Closer to home, the business has supplied equipment to support the Centre for Process Innovation’s development of next generation formulated products at NETPark, in Sedgefield, County Durham.
It was also commissioned by Liverpool University to create the £2.5m Formulation Engine for the new Materials Innovation Factory – one of eight systems the company supplied for the development.
“The demand has gone up,” says Ian. “People have increasingly gained confidence in machines and there has been a broad acceptance that automation is the way to go for doing research.”
Integral to Labman’s technology, and its ongoing evolution to meet ever-changing marketplace demands, is the company’s staff.
This, says Ian, is where the climbing wall, poles, pool tables and squash court come in.
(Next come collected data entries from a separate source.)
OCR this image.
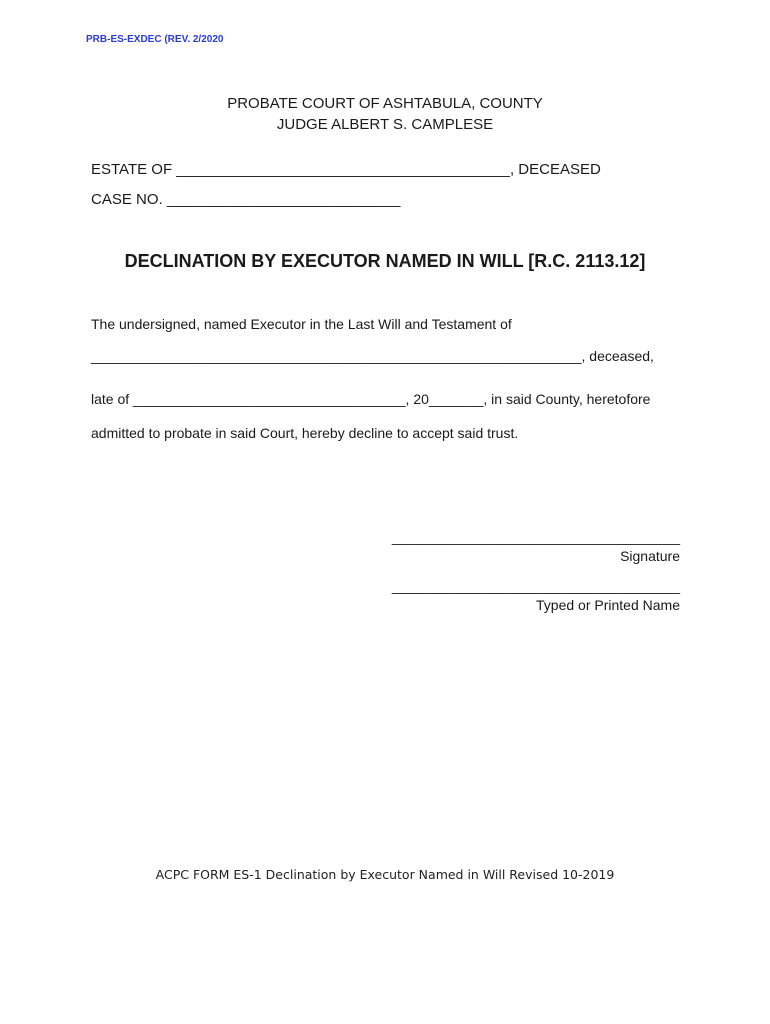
PRB-ES-EXDEC (REV. 2/2020
PROBATE COURT OF ASHTABULA, COUNTY
JUDGE ALBERT S. CAMPLESE
ESTATE OF ________________________________________, DECEASED
CASE NO. ____________________________
DECLINATION BY EXECUTOR NAMED IN WILL [R.C. 2113.12]
The undersigned, named Executor in the Last Will and Testament of
_______________________________________________________________, deceased,
late of ___________________________________, 20_______, in said County, heretofore
admitted to probate in said Court, hereby decline to accept said trust.
_____________________________________
Signature
_____________________________________
Typed or Printed Name
ACPC FORM ES-1 Declination by Executor Named in Will Revised 10-2019
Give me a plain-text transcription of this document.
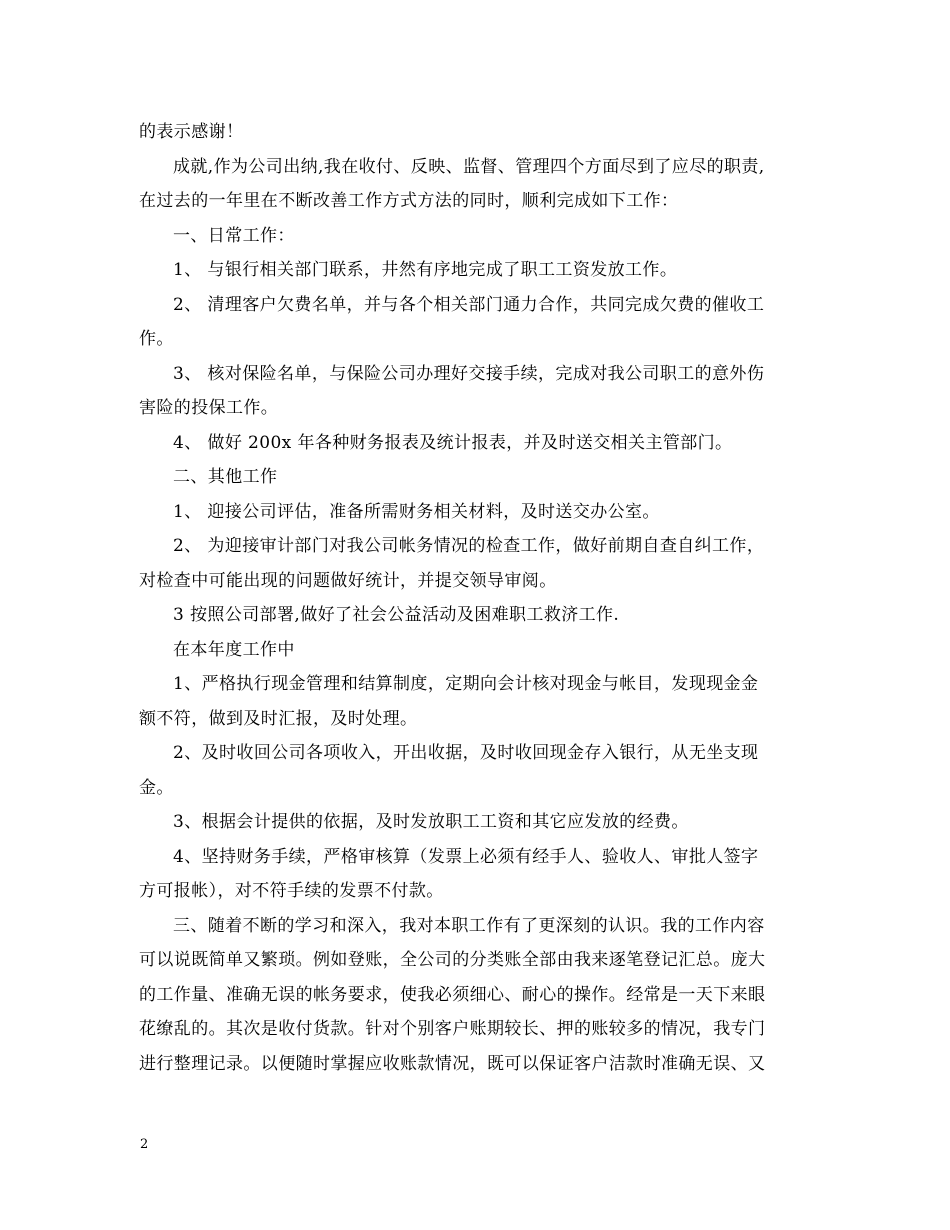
的表示感谢！
成就,作为公司出纳,我在收付、反映、监督、管理四个方面尽到了应尽的职责,
在过去的一年里在不断改善工作方式方法的同时，顺利完成如下工作：
一、日常工作：
1、 与银行相关部门联系，井然有序地完成了职工工资发放工作。
2、 清理客户欠费名单，并与各个相关部门通力合作，共同完成欠费的催收工
作。
3、 核对保险名单，与保险公司办理好交接手续，完成对我公司职工的意外伤
害险的投保工作。
4、 做好 200x 年各种财务报表及统计报表，并及时送交相关主管部门。
二、其他工作
1、 迎接公司评估，准备所需财务相关材料，及时送交办公室。
2、 为迎接审计部门对我公司帐务情况的检查工作，做好前期自查自纠工作，
对检查中可能出现的问题做好统计，并提交领导审阅。
3 按照公司部署,做好了社会公益活动及困难职工救济工作.
在本年度工作中
1、严格执行现金管理和结算制度，定期向会计核对现金与帐目，发现现金金
额不符，做到及时汇报，及时处理。
2、及时收回公司各项收入，开出收据，及时收回现金存入银行，从无坐支现
金。
3、根据会计提供的依据，及时发放职工工资和其它应发放的经费。
4、坚持财务手续，严格审核算（发票上必须有经手人、验收人、审批人签字
方可报帐），对不符手续的发票不付款。
三、随着不断的学习和深入，我对本职工作有了更深刻的认识。我的工作内容
可以说既简单又繁琐。例如登账，全公司的分类账全部由我来逐笔登记汇总。庞大
的工作量、准确无误的帐务要求，使我必须细心、耐心的操作。经常是一天下来眼
花缭乱的。其次是收付货款。针对个别客户账期较长、押的账较多的情况，我专门
进行整理记录。以便随时掌握应收账款情况，既可以保证客户洁款时准确无误、又
2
“We have quite a relaxed atmosphere, which is designed to drive innovation and provide a space to share ideas.
“It is a creative process, and you need to bounce ideas off other people.
“You will stand in the queue waiting for the climbing wall and you’re chatting about a project, that’s how the ideas grow.
“Equally, we employ people who are engineers and hobbyists at heart.
“We expect people to be fixing cars, doing home automation or building drones, for example, so that when they get here, pretty much without exception, they are chatting about engineering.
“It is such a melting pot of ideas.”
Fundamental to Labman’s team is its cohort of graduates and apprentices.
This, says Ian, adds another dimension to the firm, with the effervescence of youth offering fresh perspectives on projects.
“It takes a long time to learn to do what we do; the recruitment and training cycle is something like two to three years.
“We can’t dilute our experienced pool of engineers too much because you lose the essence of what we are.
“Sometimes the naivety of the younger workers is a real bonus.
“In a creative environment, they are not held by the truths they’ve learnt elsewhere – they try and think of things that you maybe wouldn’t normally.
“You have to give them space to do that.”
As our conversation concludes, so does a rapid contest on the pool table, its end signalled by the sound of the last ball clunking into a pocket.
Labman, however, has its eyes on the longer game.
“People are very proud to work here and there is huge enthusiasm and excitement for the future,” says Ian.
“The demand for our services is so high.”